Finish line: Zee Entertainment is trying to settle and restructure its outstanding debt with creditors who moved India’s bankruptcy and insolvency court against the company over past defaults, per Bloomberg. Zee needs to tie these loose ends asap as it races to close its merger with Sony India.
Newer pastures: After music and movies, T-Series is branching out into the OTT business and greenlighting fewer films for cinemas. Two of its recent theatrical releases, Shehzada and An Action Hero, have flopped. The production house is working on two biographical shows—on choreographer Saroj Khan and Café Coffee Day founder VG Siddhartha, and one with director Hansal Mehta.
Fat trimmings: Music labels want broadcasters to pay more for using their songs on reality TV shows. So much so that TV execs say the rise in these fees may stall the launch of new music/dance reality shows. It could also mean only the biggest shows will survive; high music licensing fees can only make sense if you’re as big as, say, Indian Idol.
Boss babies: CoComelon will now be an animated movie, courtesy DreamWorks. Characters of the wildly successful YouTube channel (158 million subscribers!) for kids have already been adapted into a Netflix show, and producers Moonbug Entertainment want to take the IP across formats, including a hotel playground and customised animated fan shoutouts. Its ambitions are in experienced hands: Disney acquired Moonbug Entertainment in November 2021 for $3 billion.
I verify dead people: Twitter has been reportedly reinstating blue ticks free of charge to accounts with over a million followers, but with a note claiming the user subscribed to Twitter Blue and verified a phone number. As a result, several accounts belonging to dead celebrities are now showing up with the blue tick again, with a misleading message that they’ve paid for it and verified their credentials. Fwiw, some fans, such as those of deceased actor Sushant Singh Rajput, are happy their favourite celeb’s blue tick is back (see Twitter thread).
Trumpet 🎺
Sabyasachi/Instagram
Every year, someone tells Sabyasachi Mukherjee that his models are glum and depressing. This year’s no exception. Comments on Twitter poured in after ads of his newest collection were plastered across national dailies. Arguments ranged from the models being off-putting to their expressions and clothing being inappropriate for happy occasions such as religious festivals or weddings.

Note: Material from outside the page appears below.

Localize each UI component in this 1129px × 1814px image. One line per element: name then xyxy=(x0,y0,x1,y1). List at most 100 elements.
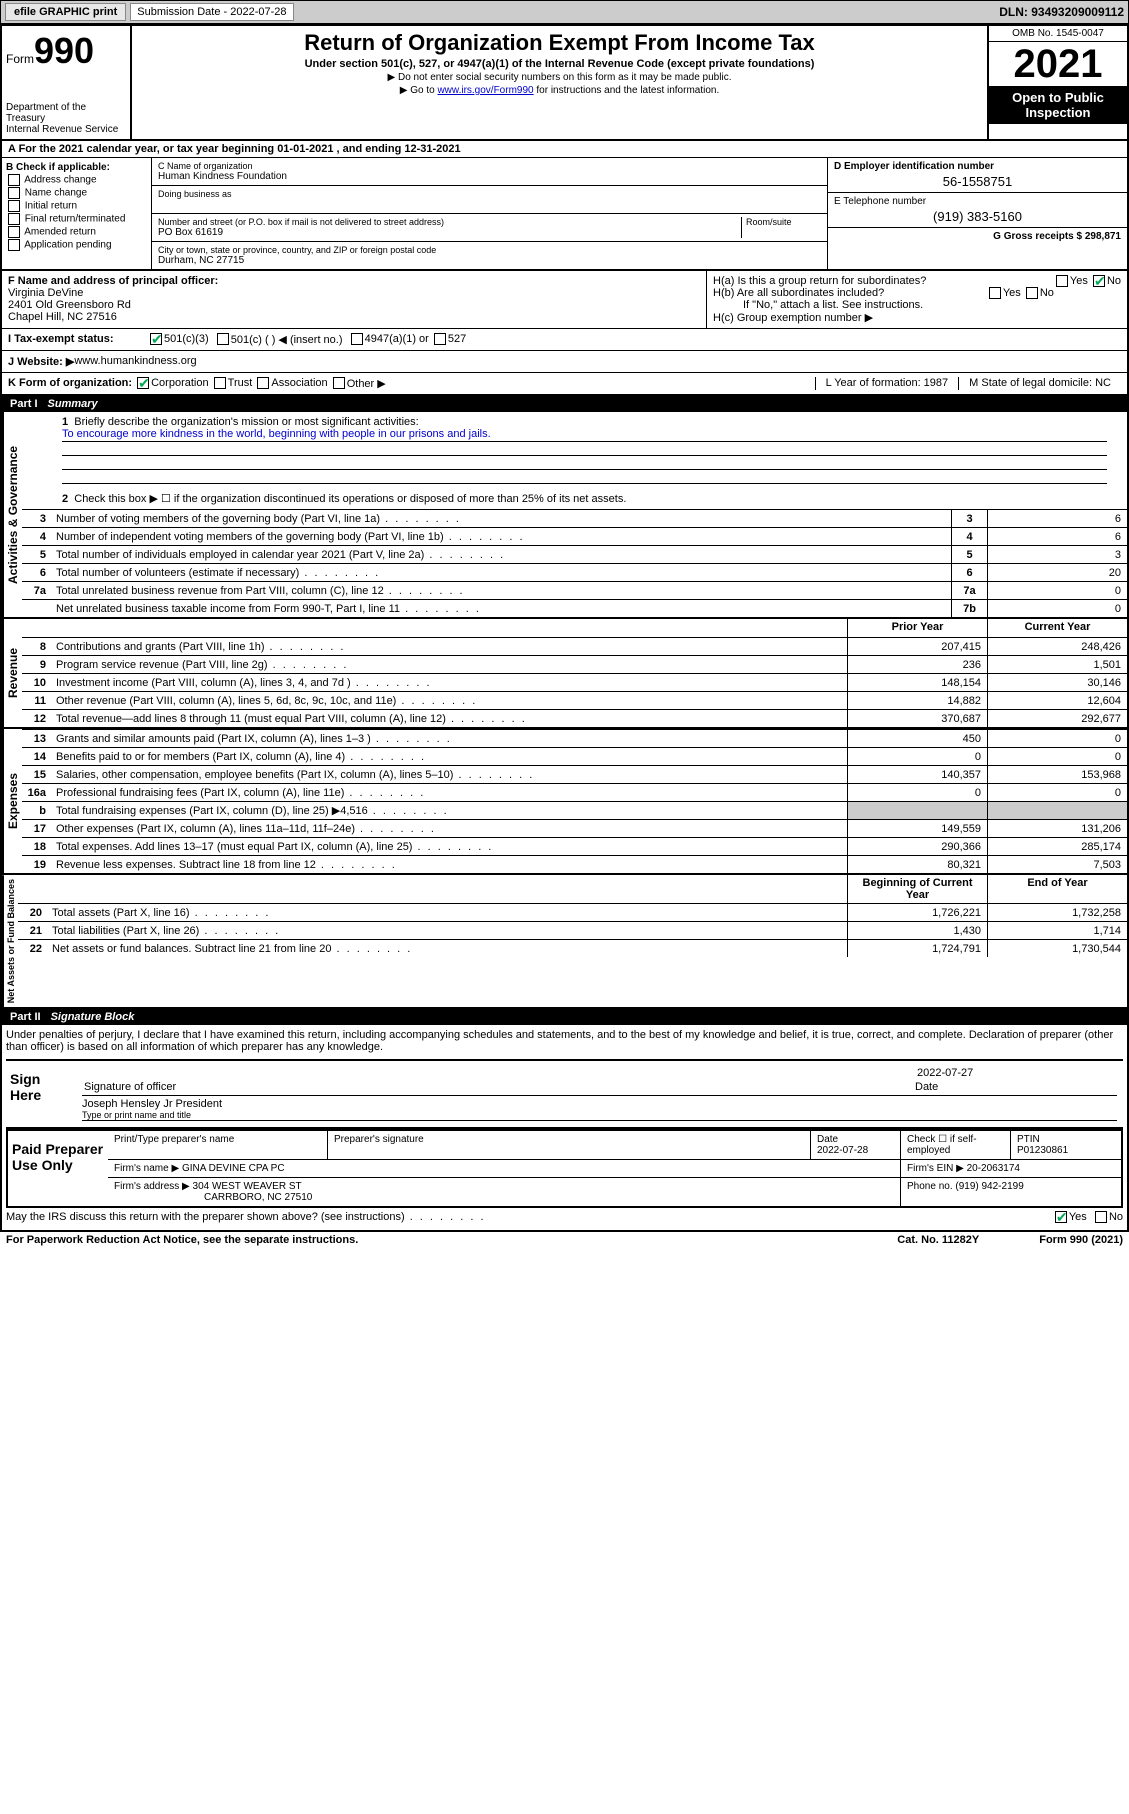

I don’t know if the man who virtually invented the contemporary Indian bridal look is paying attention. Maybe not, not least because he sold a controlling stake in the Sabyasachi brand to the Aditya Birla Group back in 2021. But models of haute couture or high fashion (such as Sabysachi) typically don’t smile because of aristocratic convention: a haughty, mysterious, unattainable look signals luxury and exclusivity, the lifeblood of the fashion business. Could that change as social media democratises the industry more and more? I don’t know, but apparently us regular folks aren’t smiling much in selfies either.